Here's where things get sticky. The convenience of these machines is great, but are you asking too much of something that only costs a couple hundred bucks? Here's the rub with these guys, once you step above a couple hundred dollars, you'll find a few in the high hundreds and then there's a huge jump up into the thousands on pricing. So, if you want perfection in a combo machine, just know that the average four star combo is about $3,000. For your purposes at home, keep the review notes on the espresso machines in mind, because people having issues with frothing their own milk affecting ratings applies here too. De'Longhi being the front runner here is no surprise when they won both espresso and automatic drip above. Of course putting them together in one case doesn't create a big difference in resulting beverage quality. There's another review rub here, though. A lot of reviews are saying their machines crap out after a year, or they have problems with the steamer tank in the short term. All I can say is I've had my De'Longhi Cafe Figaro combo machine for fifteen years and haven't had a single problem with it. Then I'll refer back to the earlier statement about trying to compare a $150 or $200 machine to a $3,000 machine and having the same expectations. If the possibility of the machine not lasting forever at these prices beats out the convenience and the incredible flavor you get from a De'Longhi, then maybe combos aren't the place for you. No problem. KRUPS comes in second, at a slight compromise to flavor (too hot on the coffee brew, we think), a lot more confidence in durability according to reviews, and an expected increase in price. None of the others in this category compared to these two brands for buck-bang.
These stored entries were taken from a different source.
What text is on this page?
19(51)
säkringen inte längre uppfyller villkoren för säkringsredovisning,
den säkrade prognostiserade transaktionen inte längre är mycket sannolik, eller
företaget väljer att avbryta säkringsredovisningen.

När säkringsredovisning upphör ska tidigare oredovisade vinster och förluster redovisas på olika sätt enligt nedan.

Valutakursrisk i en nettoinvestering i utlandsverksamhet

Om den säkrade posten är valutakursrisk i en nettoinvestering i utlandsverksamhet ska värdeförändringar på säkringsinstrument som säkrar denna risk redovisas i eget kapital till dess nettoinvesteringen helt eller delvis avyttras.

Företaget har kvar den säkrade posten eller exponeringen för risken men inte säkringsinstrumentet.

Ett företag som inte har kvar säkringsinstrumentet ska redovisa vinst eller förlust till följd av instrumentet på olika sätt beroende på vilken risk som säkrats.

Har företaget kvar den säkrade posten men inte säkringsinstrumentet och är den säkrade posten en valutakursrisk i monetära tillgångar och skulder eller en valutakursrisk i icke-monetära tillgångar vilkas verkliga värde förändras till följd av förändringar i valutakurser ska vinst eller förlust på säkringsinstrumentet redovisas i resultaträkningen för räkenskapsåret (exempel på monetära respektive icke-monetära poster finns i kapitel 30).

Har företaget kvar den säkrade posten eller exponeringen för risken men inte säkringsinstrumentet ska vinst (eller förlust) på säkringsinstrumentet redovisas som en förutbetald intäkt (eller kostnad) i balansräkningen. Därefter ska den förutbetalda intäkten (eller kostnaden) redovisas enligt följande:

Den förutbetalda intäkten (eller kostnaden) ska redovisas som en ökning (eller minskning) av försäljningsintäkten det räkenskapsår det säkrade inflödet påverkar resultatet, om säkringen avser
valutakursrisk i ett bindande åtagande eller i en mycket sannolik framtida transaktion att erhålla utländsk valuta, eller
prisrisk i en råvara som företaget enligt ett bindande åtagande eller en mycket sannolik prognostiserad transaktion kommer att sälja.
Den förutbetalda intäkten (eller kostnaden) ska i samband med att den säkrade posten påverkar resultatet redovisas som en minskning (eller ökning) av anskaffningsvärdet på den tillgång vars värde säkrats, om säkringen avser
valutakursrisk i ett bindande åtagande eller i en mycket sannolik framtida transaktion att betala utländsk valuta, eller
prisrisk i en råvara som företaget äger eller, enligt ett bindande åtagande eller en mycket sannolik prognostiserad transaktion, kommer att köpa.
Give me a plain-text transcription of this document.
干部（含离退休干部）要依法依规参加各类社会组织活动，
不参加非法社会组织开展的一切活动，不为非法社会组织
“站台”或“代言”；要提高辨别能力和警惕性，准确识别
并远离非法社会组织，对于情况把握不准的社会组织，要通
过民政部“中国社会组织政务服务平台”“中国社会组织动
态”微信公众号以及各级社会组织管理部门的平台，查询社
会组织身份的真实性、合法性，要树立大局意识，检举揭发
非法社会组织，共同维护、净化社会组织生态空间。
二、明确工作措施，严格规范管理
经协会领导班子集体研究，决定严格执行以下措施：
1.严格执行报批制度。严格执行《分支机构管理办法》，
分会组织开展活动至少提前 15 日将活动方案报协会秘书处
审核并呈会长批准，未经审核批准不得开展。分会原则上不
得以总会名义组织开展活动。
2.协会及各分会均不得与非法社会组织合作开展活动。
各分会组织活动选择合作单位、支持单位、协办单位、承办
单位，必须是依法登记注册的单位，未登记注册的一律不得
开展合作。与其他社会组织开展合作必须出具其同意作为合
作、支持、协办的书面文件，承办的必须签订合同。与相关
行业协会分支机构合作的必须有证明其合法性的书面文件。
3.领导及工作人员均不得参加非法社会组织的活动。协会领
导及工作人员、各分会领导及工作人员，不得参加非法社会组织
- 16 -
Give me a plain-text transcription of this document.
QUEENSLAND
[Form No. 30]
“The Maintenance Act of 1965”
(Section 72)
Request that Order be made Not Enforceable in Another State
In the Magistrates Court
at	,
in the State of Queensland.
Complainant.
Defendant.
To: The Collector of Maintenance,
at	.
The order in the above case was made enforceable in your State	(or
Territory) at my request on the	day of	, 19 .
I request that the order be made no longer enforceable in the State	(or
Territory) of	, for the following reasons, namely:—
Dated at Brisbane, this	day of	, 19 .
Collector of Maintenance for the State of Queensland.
Even with automatic drip quality going up and prices getting relatively closer to percolators, there are some who feel the little extra work of a percolator is still the way to go. And let's face it, how often is old-school really a bad thing? We've just moved from stove-top to a built in heating element. The only trick to a percolator is quality construction. Faberware is considered by many to be the king in this arena, so it has to be here. But if durability is the key element between competitors, you're looking at big savings with the other three choices in roughly the same quality category. What's the big deal about $25 more for extra quality? Well in this case that's an average of 40% off. The results don't seem worth it. For some, pricing might be a consideration for being in this category in the first place, so it got a little extra weight here.


Ok, purists! Nobody's forgotten about you. For those who want to control the temperature of their own brew or take the few extra minutes for an old fashioned espresso, salute. Like with the percolators, base construction quality is the primary consideration here. Dollar for dollar, year after year, the Pedrini wins out on stovetop espresso makers. For a few extra bucks you can go a little fancier in appearance with the Bialetti. There doesn't seem to be any correlation in bigger dollars creating a better product, so you don't even have to factor for value here. Your only other pricing consideration is how many cups you want out of it. We stuck with six. The same considerations hold true for the French Press, where we're most concerned with the handle not falling off in the dishwasher in six months, the top being your basic "keeps the heat in long enough and otherwise doesn't complicate life unnecessarily" genre, and the only performance consideration being a reliable screen and plunger. At an eight cup mandate, we figure $18 is about where you should be. Bodum and Procizion meet all the wish list items. In addition to the De'Longhi mentioned above in the combo section, my counter features a stovetop espresso maker and French Press that both get regular use if I'm brewing just for myself, by the way. There's nothing too old fashioned about sticking with these if your volume requirements don't demand more. If you're new to it, just plan to experiment some. Once you find your groove, there is no better bang for the buck anywhere on this page!